Satellite broadband update

Feb 09, 20043 mins
Unified Communications

Faster services are coming, cheaper services are here

Space is cool again, right? We’re driving robots around Mars, and the President wants NASA to put people on the moon again. So why not get our Internet service from space?

Satellite TV has many customers (including me), but not so many use satellite service for broadband. In the past, there were two good reasons: cost and the need for a telephone line for upstream communications. But today, you can get two-way satellite service or lower cost satellite service. But not yet both.

With two-way service, the dish – which you attach to your home and aim toward a satellite in the southern sky – now includes a transmitter and a receiver. One connection handles all your Internet traffic coming and going, for a monthly price around $60 for basic service. Existing satellite TV customers need to install a second dish, but providers offer TV and broadband bundles with discount pricing. 

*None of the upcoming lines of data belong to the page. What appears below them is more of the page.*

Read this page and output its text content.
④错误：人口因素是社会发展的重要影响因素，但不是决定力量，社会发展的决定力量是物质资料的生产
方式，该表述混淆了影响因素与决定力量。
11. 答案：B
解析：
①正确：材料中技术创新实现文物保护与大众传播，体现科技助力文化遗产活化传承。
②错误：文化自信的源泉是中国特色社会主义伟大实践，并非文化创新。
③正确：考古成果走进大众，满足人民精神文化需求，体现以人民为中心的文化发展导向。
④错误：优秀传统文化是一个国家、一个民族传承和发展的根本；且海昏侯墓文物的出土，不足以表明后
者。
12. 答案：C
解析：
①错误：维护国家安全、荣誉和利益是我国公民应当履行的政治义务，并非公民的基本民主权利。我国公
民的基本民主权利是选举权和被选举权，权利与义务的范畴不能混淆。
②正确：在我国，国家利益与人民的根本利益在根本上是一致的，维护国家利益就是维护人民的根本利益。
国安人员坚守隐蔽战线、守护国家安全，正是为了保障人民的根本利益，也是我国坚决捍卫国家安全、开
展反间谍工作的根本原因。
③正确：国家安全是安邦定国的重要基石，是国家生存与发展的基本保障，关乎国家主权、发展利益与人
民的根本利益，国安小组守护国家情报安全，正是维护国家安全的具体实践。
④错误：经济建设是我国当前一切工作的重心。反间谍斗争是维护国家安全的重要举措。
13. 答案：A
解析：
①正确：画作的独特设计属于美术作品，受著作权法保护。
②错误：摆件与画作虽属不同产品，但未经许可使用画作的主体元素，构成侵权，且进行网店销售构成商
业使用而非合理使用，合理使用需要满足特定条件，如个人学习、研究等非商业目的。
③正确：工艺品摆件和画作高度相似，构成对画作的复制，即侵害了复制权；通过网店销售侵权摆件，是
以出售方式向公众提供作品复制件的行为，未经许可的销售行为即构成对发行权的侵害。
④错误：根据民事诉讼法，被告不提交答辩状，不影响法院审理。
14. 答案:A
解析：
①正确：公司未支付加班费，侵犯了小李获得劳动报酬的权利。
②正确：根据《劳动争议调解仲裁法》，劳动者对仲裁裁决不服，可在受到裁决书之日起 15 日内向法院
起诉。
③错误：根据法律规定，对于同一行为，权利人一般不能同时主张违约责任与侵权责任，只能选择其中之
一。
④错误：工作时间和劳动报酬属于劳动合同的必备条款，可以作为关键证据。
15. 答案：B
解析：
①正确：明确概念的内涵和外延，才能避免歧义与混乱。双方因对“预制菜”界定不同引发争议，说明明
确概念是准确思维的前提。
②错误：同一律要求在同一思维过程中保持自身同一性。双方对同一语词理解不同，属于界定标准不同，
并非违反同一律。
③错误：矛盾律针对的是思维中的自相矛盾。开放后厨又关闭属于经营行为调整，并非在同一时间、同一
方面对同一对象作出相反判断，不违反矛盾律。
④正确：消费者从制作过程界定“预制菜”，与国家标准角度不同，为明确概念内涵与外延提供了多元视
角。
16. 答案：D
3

The bad news is that two-way systems cost a fair amount up front. The two providers, DirecWay and StarBand, charge from $500 to $900 for installation, depending on models and services. But you can offset the cost over time by dropping your second phone line. Both providers also offer payment plans.

Downstream speeds range from 400K bit/sec to 500K bit/sec; upstream speeds are about 40K bit/sec, comparable to a dial-up connection. Some two-way products provide higher upstream speeds (100K bit/sec “turbo mode”) at a higher cost. Business systems also offer higher speeds.

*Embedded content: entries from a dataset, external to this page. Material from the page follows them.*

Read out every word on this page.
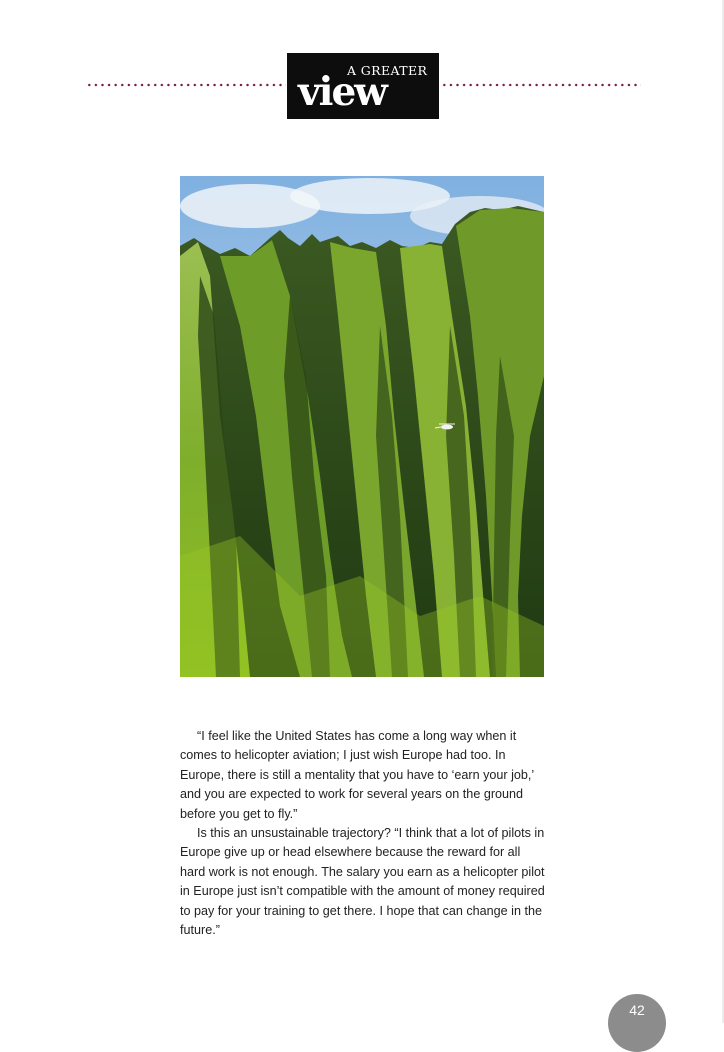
A GREATER
view

“I feel like the United States has come a long way when it comes to helicopter aviation; I just wish Europe had too. In Europe, there is still a mentality that you have to ‘earn your job,’ and you are expected to work for several years on the ground before you get to fly.”

Is this an unsustainable trajectory? “I think that a lot of pilots in Europe give up or head elsewhere because the reward for all hard work is not enough. The salary you earn as a helicopter pilot in Europe just isn’t compatible with the amount of money required to pay for your training to get there. I hope that can change in the future.”

42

WildBlue Communications, a new player that plans to launch later this year, says it will offer higher speeds – 1.5M bit/sec downstream and 256K bit/sec upstream – at affordable prices. Specific pricing hasn’t been announced. 

There is a lower-cost alternative available today. Now that the market is moving to two-way satellite, the old one-way service has dropped in price. Westband Networks offers one-way satellite service of up to 500K bit/sec for $150 upfront. Although the technology is technically obsolete, Westband probably won’t stop selling or supporting one-way service any time soon.

One note for telecommuters: VPNs often conflict with the batching transmissions used by satellites. If you use a VPN to connect to corporate servers, think carefully before you sign on the satellite dotted line. While DirecWay doesn’t block VPN connections, it exempts them from support, configuration or troubleshooting help.

If you’re one of the 9.5 million homes or small offices in the U.S. and Canada (WildBlue claims the number is 30 million), or 12.1 million in Western Europe who will not get any other type of broadband service for years, satellite could be your only choice.